Quando o prazo se esgotou, e zero notícia de visto, tive que me decidir se pedia demissão ou não, e o prazo dos 3 meses seria acordado como se eu já tivesse pedido demissão quando queria, incialmente pra poder assumir o novo emprego 1o de março. É, não teve jeito, eu tinha que fazer isso. O risco era necessário. Pedi a demissão. Fiquei vivendo nessa corda bamba desde dezembro do ano passado. Passou Natal, Ano Novo, e eu sem saber se teria que voltar pro Brasil, achei melhor me arranjar por aqui nessa época de festividades. Fui pra Irlanda, e a melhor coisa que eu fiz foi ter aproveitado a promoção da easy jet e ter arrumado as viagens pra Berlin e Amsterdam em janeiro, e ter recebido a visita de Antonieta em um fim de semana de janeiro, e assim, me mantive ocupada todos os fins de semana, me cansando bastante, pra não me deixar abater e me preocupar pela longa e temerosa espera do visto.

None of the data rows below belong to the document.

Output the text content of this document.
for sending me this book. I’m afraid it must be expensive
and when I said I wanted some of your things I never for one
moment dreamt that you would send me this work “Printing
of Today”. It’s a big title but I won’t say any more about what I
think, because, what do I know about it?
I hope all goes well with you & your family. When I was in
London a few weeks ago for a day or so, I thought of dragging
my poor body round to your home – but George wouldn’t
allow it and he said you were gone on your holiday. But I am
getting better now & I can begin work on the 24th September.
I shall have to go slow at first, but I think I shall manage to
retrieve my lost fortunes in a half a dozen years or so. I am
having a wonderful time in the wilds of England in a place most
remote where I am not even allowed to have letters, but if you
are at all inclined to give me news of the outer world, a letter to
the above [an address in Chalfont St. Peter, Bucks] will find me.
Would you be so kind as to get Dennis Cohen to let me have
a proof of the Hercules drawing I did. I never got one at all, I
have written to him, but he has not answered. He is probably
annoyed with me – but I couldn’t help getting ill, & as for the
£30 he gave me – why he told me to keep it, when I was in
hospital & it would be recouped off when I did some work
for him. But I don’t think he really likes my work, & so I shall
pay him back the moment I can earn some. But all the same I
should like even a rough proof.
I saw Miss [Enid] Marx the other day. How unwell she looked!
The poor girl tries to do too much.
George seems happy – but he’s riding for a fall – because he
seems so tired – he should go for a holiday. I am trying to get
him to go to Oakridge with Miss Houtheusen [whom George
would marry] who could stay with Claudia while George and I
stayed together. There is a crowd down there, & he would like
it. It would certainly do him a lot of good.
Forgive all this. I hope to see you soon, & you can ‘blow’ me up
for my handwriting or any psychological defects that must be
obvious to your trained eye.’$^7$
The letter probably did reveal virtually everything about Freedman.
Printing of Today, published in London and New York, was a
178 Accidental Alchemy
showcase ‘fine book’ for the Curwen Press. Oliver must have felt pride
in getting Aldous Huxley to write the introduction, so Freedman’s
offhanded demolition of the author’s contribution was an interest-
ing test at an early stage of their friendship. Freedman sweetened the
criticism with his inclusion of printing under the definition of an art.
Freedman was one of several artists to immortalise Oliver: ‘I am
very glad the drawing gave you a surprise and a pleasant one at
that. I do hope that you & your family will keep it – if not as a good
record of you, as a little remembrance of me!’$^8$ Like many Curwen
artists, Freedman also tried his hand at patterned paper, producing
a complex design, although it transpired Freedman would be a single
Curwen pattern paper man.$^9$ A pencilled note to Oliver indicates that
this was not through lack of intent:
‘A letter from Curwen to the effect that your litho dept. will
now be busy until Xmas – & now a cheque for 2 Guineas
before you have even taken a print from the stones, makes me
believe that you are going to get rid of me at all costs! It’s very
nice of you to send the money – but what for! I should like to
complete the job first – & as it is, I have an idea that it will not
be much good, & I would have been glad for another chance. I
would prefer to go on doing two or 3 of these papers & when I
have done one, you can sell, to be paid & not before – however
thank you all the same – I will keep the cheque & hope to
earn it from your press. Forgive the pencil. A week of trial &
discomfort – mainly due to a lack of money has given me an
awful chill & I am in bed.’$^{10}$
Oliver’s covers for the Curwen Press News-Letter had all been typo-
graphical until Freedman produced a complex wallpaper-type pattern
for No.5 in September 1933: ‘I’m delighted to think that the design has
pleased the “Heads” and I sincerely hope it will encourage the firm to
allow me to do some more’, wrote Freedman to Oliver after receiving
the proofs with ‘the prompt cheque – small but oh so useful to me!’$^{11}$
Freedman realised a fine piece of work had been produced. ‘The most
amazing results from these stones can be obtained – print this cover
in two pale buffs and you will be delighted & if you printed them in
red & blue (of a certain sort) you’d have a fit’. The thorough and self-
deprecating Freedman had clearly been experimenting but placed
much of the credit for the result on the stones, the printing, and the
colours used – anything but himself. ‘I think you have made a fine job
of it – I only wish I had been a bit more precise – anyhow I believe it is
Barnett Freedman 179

Ontem FINALMENTE graças a Deus, tive a tão esperada notícia que meu visto foi aprovado, minha gente, que está tudo bem, posso ficar na Suíça, e melhor de tudo, posso assumir meu novo emprego, como planejado, como esperado, e assim mais uma vez, recomeçar! E recomeço. Recomeço quantas vezes forem necessárias! Estou muito, gente, mas muuuuuuito feliz que tenha dado certo isso e que vou poder dar essa virada no jogo. Mais feliz ainda de ver hoje e saber que todo meu stress e minhas atitudes pra reverter o quadro desde setembro do ano passado, (olha, 6 meses dessa novela!!!!) foram bem sucedidas, deram certo, era a coisa certa a se fazer. E que agora é juntar as energias pro novo emprego e a nova jornada em Zurique.
Ave Maria, essa vida é uma loucura mesmo... Uma loucura boa!